The researchers' abstract begins benignly enough. It uses lots of words, phrases, and acronyms that aren't familiar to, say, many lay human language models. It explains that the neural codec language model is called VALL-E.
Surely this name is supposed to soften you up. What could be scary about a technology that almost sounds like that cute little robot from a heartwarming movie?
Well, this perhaps: "VALL-E emerges in-context learning capabilities and can be used to synthesize high-quality personalized speech with only a 3-second enrolled recording of an unseen speaker as an acoustic prompt."
I've often wanted to emerge learning capabilities. Instead, I've had to resort to waiting for them to emerge.

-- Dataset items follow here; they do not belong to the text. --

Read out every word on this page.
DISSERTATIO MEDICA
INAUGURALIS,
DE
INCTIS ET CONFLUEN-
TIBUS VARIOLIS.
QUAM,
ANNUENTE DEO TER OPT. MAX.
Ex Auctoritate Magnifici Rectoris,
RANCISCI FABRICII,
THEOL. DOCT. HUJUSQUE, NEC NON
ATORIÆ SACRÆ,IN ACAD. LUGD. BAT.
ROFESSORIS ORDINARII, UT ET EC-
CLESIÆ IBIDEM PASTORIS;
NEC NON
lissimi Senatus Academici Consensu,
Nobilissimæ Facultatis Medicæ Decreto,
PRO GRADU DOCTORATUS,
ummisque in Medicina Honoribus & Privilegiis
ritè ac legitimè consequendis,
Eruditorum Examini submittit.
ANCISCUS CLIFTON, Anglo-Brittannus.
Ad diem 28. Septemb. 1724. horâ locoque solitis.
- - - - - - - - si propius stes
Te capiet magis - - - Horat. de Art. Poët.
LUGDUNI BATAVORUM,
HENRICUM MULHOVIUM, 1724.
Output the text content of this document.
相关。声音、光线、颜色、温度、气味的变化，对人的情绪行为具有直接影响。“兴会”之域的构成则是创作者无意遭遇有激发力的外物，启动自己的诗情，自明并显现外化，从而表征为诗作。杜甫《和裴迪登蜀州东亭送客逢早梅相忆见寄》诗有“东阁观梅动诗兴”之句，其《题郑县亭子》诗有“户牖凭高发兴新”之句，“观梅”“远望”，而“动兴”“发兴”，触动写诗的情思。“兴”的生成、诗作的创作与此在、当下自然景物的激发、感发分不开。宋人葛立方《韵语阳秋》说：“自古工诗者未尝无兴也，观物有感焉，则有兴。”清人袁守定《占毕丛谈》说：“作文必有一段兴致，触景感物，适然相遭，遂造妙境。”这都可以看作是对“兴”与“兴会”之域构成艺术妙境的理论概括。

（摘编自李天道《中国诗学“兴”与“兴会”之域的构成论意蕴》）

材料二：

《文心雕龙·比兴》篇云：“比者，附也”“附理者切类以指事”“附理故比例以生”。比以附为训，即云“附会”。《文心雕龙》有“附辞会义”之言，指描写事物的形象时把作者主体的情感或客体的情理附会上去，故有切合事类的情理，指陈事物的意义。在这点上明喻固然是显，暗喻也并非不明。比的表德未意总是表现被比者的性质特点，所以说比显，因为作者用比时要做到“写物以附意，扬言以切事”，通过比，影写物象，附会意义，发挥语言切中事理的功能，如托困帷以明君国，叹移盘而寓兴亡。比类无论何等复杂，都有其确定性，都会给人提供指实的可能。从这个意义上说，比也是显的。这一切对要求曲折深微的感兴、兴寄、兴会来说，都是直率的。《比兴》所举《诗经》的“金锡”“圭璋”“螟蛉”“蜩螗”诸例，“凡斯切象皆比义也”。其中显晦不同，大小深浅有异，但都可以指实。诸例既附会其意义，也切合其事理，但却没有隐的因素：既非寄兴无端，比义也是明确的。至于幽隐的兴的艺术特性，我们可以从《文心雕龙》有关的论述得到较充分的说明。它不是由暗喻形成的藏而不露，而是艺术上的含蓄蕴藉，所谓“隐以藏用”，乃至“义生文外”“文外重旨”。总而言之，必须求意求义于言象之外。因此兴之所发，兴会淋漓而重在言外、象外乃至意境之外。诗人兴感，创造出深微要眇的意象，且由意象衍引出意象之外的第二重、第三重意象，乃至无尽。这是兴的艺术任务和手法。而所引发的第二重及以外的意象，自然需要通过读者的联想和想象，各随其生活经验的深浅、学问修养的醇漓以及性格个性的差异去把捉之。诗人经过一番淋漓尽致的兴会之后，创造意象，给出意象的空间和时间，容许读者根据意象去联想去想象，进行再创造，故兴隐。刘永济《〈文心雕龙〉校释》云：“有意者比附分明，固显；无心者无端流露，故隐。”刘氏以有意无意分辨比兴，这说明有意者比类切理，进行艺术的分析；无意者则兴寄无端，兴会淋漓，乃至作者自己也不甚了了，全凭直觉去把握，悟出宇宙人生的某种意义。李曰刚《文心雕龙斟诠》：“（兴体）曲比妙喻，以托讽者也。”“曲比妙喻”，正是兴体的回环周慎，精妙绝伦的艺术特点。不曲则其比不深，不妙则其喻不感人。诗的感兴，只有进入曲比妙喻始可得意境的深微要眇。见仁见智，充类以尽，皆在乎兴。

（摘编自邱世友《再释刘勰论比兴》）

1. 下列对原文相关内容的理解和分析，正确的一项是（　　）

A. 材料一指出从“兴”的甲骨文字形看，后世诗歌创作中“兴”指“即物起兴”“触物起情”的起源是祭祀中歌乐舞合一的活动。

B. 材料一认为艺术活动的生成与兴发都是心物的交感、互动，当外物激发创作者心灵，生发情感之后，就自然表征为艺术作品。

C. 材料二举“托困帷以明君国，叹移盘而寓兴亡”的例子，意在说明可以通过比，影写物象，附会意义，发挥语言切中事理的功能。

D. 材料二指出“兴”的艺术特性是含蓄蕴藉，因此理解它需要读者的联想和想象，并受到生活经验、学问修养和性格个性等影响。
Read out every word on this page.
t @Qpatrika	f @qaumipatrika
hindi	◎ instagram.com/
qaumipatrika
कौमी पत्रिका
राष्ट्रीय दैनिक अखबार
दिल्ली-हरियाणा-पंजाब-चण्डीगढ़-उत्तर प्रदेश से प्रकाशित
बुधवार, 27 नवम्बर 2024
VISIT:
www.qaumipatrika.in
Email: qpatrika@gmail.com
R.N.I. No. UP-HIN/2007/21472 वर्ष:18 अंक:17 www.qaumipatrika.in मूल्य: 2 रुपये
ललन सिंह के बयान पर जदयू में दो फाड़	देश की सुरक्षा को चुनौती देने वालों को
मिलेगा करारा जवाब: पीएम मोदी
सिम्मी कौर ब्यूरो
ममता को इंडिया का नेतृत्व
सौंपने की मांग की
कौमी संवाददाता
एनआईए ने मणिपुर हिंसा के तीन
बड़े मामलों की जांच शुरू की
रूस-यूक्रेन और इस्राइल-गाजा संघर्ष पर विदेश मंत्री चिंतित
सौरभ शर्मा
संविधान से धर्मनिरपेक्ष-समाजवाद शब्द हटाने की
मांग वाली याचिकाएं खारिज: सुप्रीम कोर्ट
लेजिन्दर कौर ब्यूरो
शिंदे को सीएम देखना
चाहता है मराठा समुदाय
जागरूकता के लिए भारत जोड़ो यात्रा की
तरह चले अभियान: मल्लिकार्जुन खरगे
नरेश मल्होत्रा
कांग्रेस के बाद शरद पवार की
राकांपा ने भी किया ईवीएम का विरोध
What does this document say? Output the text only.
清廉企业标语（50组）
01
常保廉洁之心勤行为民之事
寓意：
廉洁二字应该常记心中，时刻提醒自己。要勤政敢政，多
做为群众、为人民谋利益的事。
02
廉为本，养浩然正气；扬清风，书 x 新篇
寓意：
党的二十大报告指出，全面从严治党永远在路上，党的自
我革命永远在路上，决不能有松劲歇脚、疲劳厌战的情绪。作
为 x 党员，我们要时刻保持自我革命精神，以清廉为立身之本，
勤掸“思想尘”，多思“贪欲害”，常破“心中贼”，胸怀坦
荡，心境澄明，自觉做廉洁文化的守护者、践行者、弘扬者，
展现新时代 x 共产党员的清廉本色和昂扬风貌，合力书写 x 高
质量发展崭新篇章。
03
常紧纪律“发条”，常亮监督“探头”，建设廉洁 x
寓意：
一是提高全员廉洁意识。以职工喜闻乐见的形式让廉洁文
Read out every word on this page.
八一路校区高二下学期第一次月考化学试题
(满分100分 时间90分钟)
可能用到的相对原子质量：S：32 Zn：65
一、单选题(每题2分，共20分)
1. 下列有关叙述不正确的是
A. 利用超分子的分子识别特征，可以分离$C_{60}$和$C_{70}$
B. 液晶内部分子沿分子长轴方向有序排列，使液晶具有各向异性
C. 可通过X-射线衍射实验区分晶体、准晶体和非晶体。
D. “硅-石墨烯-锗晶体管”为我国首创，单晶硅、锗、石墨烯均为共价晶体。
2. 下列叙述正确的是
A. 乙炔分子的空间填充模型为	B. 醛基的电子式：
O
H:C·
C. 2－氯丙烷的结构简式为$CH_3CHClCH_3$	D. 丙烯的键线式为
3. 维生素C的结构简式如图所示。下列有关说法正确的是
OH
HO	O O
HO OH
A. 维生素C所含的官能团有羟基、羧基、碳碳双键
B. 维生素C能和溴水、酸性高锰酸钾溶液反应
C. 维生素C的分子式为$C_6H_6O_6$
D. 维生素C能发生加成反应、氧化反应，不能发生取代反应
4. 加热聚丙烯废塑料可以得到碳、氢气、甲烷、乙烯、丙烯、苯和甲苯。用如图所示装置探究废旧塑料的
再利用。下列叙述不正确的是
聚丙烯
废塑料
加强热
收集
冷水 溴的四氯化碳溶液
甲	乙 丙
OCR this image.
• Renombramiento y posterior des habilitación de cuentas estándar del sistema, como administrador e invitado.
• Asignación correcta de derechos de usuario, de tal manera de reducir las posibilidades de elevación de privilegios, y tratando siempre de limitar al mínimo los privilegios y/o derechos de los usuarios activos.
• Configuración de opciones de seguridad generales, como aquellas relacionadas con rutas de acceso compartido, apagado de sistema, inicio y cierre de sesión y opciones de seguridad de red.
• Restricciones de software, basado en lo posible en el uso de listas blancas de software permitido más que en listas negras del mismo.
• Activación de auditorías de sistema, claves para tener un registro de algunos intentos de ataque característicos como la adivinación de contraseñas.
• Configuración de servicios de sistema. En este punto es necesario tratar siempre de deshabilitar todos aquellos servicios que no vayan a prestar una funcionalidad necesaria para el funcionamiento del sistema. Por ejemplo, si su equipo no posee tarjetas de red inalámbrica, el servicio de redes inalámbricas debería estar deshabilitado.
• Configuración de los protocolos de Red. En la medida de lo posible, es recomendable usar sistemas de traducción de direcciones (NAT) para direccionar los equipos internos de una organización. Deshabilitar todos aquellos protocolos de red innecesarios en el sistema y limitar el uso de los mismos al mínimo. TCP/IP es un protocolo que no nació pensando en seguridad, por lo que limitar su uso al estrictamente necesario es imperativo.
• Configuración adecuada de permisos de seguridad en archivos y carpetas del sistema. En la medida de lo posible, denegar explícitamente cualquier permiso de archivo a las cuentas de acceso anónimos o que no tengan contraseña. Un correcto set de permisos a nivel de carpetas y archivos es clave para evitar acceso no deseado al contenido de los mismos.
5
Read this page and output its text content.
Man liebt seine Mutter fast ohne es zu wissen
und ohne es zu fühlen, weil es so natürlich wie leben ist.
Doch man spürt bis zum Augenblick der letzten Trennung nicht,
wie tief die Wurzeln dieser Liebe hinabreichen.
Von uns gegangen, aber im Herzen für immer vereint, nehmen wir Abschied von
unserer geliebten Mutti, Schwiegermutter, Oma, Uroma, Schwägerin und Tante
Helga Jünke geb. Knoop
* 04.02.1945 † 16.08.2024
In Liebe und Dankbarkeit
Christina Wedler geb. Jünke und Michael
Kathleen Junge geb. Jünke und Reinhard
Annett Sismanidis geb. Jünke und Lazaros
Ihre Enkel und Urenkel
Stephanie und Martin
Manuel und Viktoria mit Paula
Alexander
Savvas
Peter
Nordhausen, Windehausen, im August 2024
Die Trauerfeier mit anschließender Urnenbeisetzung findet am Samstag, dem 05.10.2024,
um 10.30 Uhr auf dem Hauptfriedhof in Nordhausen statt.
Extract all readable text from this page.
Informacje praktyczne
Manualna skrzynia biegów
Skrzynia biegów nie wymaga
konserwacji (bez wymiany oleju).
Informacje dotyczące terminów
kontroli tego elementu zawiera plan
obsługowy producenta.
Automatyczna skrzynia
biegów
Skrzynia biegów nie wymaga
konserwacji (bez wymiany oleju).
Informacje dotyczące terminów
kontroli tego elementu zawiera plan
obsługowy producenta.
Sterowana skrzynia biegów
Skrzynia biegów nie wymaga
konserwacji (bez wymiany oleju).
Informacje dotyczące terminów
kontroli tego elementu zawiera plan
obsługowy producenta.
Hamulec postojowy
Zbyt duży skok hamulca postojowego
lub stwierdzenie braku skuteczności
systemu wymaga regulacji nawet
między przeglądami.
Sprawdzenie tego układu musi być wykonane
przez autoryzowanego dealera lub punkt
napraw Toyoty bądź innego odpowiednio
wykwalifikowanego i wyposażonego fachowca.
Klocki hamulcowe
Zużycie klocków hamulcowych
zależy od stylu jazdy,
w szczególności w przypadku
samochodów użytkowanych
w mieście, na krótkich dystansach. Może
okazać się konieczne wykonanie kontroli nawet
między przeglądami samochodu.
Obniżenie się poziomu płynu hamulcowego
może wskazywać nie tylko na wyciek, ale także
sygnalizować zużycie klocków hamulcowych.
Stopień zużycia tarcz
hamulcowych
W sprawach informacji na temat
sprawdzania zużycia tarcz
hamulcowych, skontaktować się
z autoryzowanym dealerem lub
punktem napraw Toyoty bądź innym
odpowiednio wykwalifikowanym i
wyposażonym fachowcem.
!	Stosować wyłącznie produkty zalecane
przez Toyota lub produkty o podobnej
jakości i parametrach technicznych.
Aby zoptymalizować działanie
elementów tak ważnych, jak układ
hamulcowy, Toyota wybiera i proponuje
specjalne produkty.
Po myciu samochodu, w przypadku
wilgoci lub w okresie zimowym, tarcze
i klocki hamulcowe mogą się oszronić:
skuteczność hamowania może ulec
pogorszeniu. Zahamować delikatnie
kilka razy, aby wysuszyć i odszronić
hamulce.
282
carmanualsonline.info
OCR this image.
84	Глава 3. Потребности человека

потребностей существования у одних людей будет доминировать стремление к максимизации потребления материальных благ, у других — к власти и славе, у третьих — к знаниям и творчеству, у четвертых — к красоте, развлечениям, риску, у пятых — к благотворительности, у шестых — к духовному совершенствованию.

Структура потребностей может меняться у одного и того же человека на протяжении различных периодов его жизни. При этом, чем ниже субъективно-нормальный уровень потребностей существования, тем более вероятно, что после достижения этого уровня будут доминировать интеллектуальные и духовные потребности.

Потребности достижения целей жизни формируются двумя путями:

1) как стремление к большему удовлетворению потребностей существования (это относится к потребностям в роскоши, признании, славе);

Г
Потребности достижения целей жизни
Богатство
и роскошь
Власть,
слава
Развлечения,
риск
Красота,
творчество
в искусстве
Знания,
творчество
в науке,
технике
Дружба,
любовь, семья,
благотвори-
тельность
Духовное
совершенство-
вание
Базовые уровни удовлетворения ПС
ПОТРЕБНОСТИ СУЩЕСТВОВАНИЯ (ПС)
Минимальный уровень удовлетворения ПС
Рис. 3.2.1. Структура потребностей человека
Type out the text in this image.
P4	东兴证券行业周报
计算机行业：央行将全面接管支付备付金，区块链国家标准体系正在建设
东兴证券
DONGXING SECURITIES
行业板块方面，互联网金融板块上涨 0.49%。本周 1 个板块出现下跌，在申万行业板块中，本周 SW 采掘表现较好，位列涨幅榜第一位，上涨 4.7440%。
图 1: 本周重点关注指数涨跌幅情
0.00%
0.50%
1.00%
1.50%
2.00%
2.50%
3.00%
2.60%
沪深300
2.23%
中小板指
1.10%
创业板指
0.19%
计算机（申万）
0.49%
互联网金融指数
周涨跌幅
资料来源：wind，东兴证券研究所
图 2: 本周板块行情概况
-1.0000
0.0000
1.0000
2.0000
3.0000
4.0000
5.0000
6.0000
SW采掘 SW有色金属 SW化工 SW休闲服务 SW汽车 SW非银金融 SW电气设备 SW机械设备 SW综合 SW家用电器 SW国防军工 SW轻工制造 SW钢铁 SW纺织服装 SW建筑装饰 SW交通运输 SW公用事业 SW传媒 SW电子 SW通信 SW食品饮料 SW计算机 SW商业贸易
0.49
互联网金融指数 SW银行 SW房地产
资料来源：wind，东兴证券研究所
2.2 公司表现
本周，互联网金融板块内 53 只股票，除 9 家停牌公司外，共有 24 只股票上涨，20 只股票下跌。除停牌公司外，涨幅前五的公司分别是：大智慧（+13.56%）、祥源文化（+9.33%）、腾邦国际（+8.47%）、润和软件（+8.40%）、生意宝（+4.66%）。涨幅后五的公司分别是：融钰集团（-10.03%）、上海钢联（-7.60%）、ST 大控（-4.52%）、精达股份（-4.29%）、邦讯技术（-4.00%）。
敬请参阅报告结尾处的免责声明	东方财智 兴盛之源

And what emerges from the researchers' last sentence is shivering. Microsoft's big brains now only need 3 seconds of you saying something in order to fake longer sentences and perhaps large speeches that weren't made by you, but sound pretty much like you.
I won't descend into the science too much, as neither of us would benefit from that.
I'll merely mention that VALL-E uses an audio library put together by one of the world's most admired, trustworthy companies -- Meta. Called LibriLight, it's a repository of 7,000 people talking for a total of 60,000 hours.
I listened to a male speaking for 3 seconds. Then I listened to the 8 seconds his VALL-E version had been prompted to say: "They moved thereafter cautiously about the hut groping before and about them to find something to show that Warrenton had fulfilled his mission."
I defy you to notice much difference, if any.
It's true that many of the prompts sounded like very bad snippets of 18th century literature. Sample: "Thus did this humane and right-minded father comfort his unhappy daughter, and her mother, embracing her again, did all she could to soothe her feelings."
But what could I do other than listen to more examples presented by the researchers? Some VALL-E versions were a touch more suspicious than others. The diction didn't feel right. They felt spliced.
The overall effect, however, is pertinently scary.
You've been warned already, of couse. You know that when scammers call you, you shouldn't speak to them in case they record you and then recreate your diction to make your abstracted voice nefariously order expensive products.
This, though, seems another level of sophistication. Perhaps I've already watched too many episodes of Peacock's "The Capture," where deepfakes are presented as a natural part of government. Perhaps I really shouldn't be worried because Microsoft is such a nice, inoffensive company these days.
However, the idea that someone, anyone, can be easily fooled into believing I'm saying something that I didn't -- and never would -- doesn't garland me with comfort. Especially as the researchers claim they can replicate the "emotion and acoustic environment" of one's initial 3 seconds of speech too.
You'll be relieved, then, that the researchers may have spotted this potential for discomfort. They offer: "Since VALL-E could synthesize speech that maintains speaker identity, it may carry potential risks in misuse of the model, such as spoofing voice identification or impersonating a specific speaker."
The solution? Building a detection system, say the researchers.
Which may leave one or two people wondering: "Why did you do this at all, then?"
Quite often in technology, the answer is: "Because we could."